Director Hari has yet again proved why he remains a much sought-after director in Kollywood.
The movie, starring Sarath Kumar in a dual role (as father and son), with the rural backdrop and the right mixture of human emotions, action and romance, is sure to make it big at the box-office.
A simple straightforward story of an elderly man fighting for the cause of the village and the troubles that he encounters in his public life form the crux of the movie.
Though the story has shades of Sarath Kumar's earlier movies like Nattamai and Sooryavamsam (inevitable, isn't?), Hari's screenplay makes it engrossing.

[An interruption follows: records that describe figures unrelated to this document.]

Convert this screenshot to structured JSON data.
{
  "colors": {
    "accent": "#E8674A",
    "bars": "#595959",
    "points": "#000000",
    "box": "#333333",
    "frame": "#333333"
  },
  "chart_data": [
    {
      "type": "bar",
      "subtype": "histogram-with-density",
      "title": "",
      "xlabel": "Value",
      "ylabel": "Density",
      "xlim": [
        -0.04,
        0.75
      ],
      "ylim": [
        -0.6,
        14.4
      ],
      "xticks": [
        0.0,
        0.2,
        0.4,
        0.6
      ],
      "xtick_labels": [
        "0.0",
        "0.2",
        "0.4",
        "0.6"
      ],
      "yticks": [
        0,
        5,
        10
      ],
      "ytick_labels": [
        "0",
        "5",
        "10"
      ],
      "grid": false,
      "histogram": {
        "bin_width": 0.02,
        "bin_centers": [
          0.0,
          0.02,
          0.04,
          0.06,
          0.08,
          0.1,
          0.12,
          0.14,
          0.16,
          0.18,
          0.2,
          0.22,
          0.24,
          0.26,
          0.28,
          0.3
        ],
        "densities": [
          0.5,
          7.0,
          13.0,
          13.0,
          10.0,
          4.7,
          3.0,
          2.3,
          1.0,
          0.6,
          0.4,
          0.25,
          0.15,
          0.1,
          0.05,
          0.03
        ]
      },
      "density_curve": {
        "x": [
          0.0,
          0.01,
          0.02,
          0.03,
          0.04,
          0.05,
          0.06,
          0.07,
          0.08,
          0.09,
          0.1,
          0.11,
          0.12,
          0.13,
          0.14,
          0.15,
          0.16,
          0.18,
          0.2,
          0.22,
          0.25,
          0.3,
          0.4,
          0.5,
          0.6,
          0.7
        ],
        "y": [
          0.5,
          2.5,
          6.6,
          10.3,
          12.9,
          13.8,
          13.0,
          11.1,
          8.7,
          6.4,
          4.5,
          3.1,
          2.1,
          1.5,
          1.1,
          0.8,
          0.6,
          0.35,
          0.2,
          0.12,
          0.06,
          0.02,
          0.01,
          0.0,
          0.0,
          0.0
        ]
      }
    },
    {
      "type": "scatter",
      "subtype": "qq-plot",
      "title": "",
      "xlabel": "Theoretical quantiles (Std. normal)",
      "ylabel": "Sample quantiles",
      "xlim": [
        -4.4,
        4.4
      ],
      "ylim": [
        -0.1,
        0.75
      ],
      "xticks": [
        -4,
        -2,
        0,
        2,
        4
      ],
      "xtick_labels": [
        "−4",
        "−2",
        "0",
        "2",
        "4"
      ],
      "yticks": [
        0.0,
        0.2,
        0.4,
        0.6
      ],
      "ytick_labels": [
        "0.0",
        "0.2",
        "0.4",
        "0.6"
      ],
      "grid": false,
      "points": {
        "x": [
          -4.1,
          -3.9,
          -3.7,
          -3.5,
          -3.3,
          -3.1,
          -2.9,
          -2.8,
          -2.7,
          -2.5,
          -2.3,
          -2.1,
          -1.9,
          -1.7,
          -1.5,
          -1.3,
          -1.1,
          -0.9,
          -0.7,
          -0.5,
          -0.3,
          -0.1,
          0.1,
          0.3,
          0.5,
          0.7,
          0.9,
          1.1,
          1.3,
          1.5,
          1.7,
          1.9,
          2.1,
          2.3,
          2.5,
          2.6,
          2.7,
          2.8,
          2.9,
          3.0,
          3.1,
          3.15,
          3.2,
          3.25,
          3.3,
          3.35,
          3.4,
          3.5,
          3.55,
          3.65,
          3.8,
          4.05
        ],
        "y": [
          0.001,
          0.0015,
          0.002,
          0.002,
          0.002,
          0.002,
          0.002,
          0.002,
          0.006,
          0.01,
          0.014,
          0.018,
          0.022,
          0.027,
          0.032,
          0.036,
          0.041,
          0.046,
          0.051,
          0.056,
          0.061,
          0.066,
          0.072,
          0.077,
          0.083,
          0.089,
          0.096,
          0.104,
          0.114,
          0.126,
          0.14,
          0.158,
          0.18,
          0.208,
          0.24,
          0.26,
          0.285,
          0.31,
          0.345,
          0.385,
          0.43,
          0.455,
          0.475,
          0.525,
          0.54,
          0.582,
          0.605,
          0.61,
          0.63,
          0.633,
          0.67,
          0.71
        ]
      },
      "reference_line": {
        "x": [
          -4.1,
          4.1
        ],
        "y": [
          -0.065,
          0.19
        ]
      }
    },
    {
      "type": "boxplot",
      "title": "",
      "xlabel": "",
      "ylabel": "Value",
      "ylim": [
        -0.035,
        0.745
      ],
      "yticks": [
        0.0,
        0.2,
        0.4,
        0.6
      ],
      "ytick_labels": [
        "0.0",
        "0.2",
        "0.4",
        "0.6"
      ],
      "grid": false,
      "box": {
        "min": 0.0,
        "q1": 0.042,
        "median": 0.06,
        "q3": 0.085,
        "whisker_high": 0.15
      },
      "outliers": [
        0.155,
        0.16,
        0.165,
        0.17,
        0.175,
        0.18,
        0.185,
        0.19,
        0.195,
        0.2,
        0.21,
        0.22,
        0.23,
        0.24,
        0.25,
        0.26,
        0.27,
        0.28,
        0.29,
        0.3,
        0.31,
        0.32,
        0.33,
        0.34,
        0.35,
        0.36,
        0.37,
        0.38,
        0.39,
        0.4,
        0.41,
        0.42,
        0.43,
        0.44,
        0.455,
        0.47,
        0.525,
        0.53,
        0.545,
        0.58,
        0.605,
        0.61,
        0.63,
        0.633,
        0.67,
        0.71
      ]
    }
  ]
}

The elder Sarath, a character seemingly an inspiration from former Chief Minister K Kamaraj, seems to have done the trick in the movie. The entire movie unfolds in a village in Tenkasi. Thanks to generous help of Ayyathurai (elder Sarath Kumar) and his friend Madasamy (Napolean), people in the village overcome a famine. However, Ayyathurai murders the local MLA for smuggling rice when they encounter famine (all these things are shown to happen in 1971).
Years roll by and Ayyaturai wins the hearts of people and becomes an independent MLA only to continue his good work for the villagers. He along with Madasamy vows to uplift the lives of the villagers.
Trouble comes in the form of Karuppusamy (Prakash Raj). Son of the MLA murdered by Ayyathurai, Karuppasamy wants to take revenge on Ayyathurai. Enters Chellathurai (junior Sarath Kumar), son of Ayyathurai. A noble hearted youth, he commands the same respect as his father in the village. He foils all plans of Karuppasamy to bump off his father. When Madasamy's daughter Selvi (Nayantara) falls in love with Chellathurai and their wedding gets arranged, Karuppasamy steps in and thanks to his tricks, the wedding is stopped.
He also hatches a conspiracy and separates Madasamy and Ayyathurai. The rest is all about the father and son striving hard to set all things in order in the village and teach Karuppasamy a lesson.
A swift screenplay sans any big heroism by Hari in this movie is the attraction. Ably supported by Bharadwaj's good musical score and Priyan's good camera work, Hari succeeds in sustaining the swift tempo all through.
It's a cakewalk for Sarath Kumar to play dual roles and he does it aplomb in Ayya too. Equally engrossing is the splendid performance of Prakash Raj in a villainous role adding strength to the film.
Sarath Kumar walks away with all honors. Especially his performance as Ayyathurai looks matured. Clad in khadi dhoti all through the movie, he reminds one of Kamaraj very much on screen. Equally engrossing is Prakash Raj's performance. He seems to have taken off from where he had left in Ghillie. His dialogue modulations and subtle variations on the screen are worth mentioning.
Nayantara playing her first film in Tamil fits the role well. Happy to see a heroine in Tamil filmdom performing on the screen. Napolean plays a brief role as Nayantara's father. Malavika appears for an item number in the movie.
The only hitch in the movie is Vadivelu's comedy that at times goes very flat. Playing a theatre owner Karasingam, Vadivelu tries desperately to evoke laughter.
Gandhimathi, Sindhu, Raj Kapoor are also in the cast.
For the producers - Kavithalaya, Ayya certainly seems to be a hat-trick following the success of Thirumalai and Saamy.